Of course, it's fair to say that the framework of the American university is not what it was in Roosevelt's era. Bloated tuition costs, department administrations that often outnumber the students, the regression of academic excellence for social activism, and a slew of other factors have undoubtedly eroded the prestige of this once great bulwark of higher learning. Nevertheless, should this not be a call to action rather than retreat? Again, as the university perseveres in its function to mold the intellectualism of our future political and cultural leaders, why would conservatives not want to seize such a bastion back while also expanding into others?

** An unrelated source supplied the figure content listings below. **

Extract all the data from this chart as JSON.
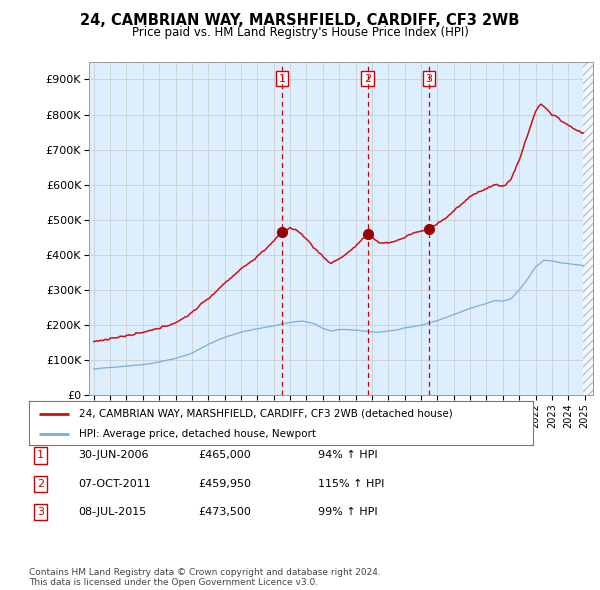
{
  "title": "24, CAMBRIAN WAY, MARSHFIELD, CARDIFF, CF3 2WB",
  "subtitle": "Price paid vs. HM Land Registry's House Price Index (HPI)",
  "ylim": [
    0,
    950000
  ],
  "yticks": [
    0,
    100000,
    200000,
    300000,
    400000,
    500000,
    600000,
    700000,
    800000,
    900000
  ],
  "ytick_labels": [
    "£0",
    "£100K",
    "£200K",
    "£300K",
    "£400K",
    "£500K",
    "£600K",
    "£700K",
    "£800K",
    "£900K"
  ],
  "hpi_color": "#7bafd4",
  "price_color": "#cc1111",
  "marker_color": "#990000",
  "vline_color": "#cc0000",
  "grid_color": "#c8c8c8",
  "chart_bg": "#ddeeff",
  "bg_color": "#ffffff",
  "legend_label_price": "24, CAMBRIAN WAY, MARSHFIELD, CARDIFF, CF3 2WB (detached house)",
  "legend_label_hpi": "HPI: Average price, detached house, Newport",
  "transactions": [
    {
      "num": 1,
      "x_year": 2006.5,
      "price": 465000,
      "date_str": "30-JUN-2006",
      "price_str": "£465,000",
      "hpi_str": "94% ↑ HPI"
    },
    {
      "num": 2,
      "x_year": 2011.75,
      "price": 459950,
      "date_str": "07-OCT-2011",
      "price_str": "£459,950",
      "hpi_str": "115% ↑ HPI"
    },
    {
      "num": 3,
      "x_year": 2015.5,
      "price": 473500,
      "date_str": "08-JUL-2015",
      "price_str": "£473,500",
      "hpi_str": "99% ↑ HPI"
    }
  ],
  "footer": "Contains HM Land Registry data © Crown copyright and database right 2024.\nThis data is licensed under the Open Government Licence v3.0.",
  "xlim_start": 1994.7,
  "xlim_end": 2025.5,
  "hatch_start": 2024.917
}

I'm a staunch conservative. Yet, I'm not ignorant to the fact that if given too much power for too long, any political movement shall find itself staring into the abyss of nihilism and eventually eat itself (exactly what is happening with much of the current American Left now). A counterbalance - or rather a balance of power as foreign policy practitioners would call it - is a natural requirement for all human endeavors lest we face madness. The university must not remain dominated by a single political energy, especially if that energy is to be channeled into national political leadership. Conservatives must therefore not retreat from this domain of higher education.

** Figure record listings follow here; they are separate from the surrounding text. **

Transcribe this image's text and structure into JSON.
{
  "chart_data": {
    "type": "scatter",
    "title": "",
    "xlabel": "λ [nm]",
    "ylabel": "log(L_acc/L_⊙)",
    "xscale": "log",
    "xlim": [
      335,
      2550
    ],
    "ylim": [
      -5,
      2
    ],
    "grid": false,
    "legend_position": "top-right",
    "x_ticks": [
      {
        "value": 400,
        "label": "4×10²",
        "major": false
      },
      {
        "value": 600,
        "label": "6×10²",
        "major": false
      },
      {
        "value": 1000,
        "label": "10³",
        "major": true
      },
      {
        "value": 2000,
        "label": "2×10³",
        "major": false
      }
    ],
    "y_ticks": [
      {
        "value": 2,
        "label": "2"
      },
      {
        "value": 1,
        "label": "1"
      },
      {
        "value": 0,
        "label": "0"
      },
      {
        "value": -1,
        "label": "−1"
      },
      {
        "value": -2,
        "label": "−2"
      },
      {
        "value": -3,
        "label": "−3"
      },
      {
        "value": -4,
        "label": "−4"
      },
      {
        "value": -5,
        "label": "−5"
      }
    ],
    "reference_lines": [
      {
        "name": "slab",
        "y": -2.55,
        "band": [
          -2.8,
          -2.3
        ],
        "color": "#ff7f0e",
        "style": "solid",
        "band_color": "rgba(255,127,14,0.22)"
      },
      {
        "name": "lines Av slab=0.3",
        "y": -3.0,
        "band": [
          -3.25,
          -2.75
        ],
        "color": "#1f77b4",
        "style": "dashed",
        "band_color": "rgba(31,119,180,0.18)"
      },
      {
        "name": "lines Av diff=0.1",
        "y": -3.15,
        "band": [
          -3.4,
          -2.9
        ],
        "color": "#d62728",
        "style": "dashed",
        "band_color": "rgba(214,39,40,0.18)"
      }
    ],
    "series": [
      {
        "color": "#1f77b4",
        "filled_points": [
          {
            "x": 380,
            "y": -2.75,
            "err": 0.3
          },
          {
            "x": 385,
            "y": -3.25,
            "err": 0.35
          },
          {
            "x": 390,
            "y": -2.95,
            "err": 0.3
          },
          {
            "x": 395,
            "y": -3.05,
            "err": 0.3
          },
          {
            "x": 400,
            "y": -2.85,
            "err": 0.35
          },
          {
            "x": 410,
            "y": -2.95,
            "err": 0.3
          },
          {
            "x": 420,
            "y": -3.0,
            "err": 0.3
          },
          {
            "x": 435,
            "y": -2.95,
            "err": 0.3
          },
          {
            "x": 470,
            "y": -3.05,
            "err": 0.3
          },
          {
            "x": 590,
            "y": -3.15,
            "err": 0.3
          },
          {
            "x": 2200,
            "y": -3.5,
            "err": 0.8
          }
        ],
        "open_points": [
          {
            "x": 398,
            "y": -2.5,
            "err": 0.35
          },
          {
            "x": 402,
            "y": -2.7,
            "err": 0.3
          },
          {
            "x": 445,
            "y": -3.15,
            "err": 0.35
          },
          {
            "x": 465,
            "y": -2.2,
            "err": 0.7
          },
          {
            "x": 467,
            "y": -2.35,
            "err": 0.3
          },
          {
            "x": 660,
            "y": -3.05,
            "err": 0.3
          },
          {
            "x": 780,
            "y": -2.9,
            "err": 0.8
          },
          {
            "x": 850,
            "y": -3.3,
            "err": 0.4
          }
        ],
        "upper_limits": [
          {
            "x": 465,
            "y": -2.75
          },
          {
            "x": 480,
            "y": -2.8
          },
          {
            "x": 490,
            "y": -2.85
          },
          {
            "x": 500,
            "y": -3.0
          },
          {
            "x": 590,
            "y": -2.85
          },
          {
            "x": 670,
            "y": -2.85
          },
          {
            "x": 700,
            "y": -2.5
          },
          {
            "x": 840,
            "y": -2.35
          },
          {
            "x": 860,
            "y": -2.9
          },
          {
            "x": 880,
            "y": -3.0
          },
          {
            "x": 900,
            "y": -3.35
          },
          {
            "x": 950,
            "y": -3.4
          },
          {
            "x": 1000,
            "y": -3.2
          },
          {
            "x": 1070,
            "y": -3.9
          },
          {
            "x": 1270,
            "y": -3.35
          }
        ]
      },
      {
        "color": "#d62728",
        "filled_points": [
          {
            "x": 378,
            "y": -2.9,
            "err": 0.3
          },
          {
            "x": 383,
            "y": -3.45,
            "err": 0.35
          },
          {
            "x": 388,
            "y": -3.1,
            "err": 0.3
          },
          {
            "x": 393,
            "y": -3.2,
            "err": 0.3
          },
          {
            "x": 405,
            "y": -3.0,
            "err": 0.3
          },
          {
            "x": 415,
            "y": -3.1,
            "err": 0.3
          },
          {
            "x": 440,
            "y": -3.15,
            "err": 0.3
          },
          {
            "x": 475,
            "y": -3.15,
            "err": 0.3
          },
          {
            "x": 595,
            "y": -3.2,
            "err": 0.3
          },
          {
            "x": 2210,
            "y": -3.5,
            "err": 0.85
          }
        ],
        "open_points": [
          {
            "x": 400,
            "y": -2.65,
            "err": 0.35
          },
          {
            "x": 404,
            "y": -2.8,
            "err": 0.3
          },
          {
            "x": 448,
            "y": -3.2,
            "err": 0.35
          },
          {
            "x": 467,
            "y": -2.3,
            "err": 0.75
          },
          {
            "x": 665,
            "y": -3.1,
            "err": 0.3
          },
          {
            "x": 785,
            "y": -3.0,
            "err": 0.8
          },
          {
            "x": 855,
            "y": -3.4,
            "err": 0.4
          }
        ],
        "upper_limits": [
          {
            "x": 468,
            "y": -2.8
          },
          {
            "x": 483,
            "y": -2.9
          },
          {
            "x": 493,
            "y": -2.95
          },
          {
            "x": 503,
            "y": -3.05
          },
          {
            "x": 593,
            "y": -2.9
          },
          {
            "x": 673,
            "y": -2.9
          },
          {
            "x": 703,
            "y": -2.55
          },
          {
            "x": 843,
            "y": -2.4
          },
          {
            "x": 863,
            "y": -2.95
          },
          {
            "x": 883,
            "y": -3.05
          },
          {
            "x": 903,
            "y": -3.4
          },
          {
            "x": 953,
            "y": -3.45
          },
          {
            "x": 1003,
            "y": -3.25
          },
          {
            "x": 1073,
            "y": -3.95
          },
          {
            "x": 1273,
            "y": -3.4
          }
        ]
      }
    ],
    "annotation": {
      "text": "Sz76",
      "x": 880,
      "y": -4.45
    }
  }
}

I am not suggesting that they wrest back influence over the university system just for the sake of defaulting to former education models emplaced before the current enrollment decline. The world is different than it was before liberals and leftists began their long march through the institutions to dominate American colleges. It's more globally connected and consequential. Domestic politics are in the forefront of the national discourse as much as they were during the 1960s and 70s. Communication and information technology has advanced in ways that we are barely able to reconcile. Accordingly, any system of higher education must adapt to these changing tides (as Marcus Aurelius noted, "Change is nature's delight"). Conservatives must see this not as an obstruction or something to fear, but as an opportunity to implement their own vision of public life. If, for instance, they still maintain the aspiration of a private educational system finally overtaking its public sector counterpart, then they ought to lean into it with fierceness and ferocity (as they are with Hillsdale College in Michigan or Liberty University in Virginia).
In the end, if for no other sake than political balance, conservatives must not allow themselves to turn their backs on one of the more prominent centers of political development. In fact, that's why they're in this mess in the first place - a political apathy in the university since the mid-20th century and now a temptation to simply cede ground altogether.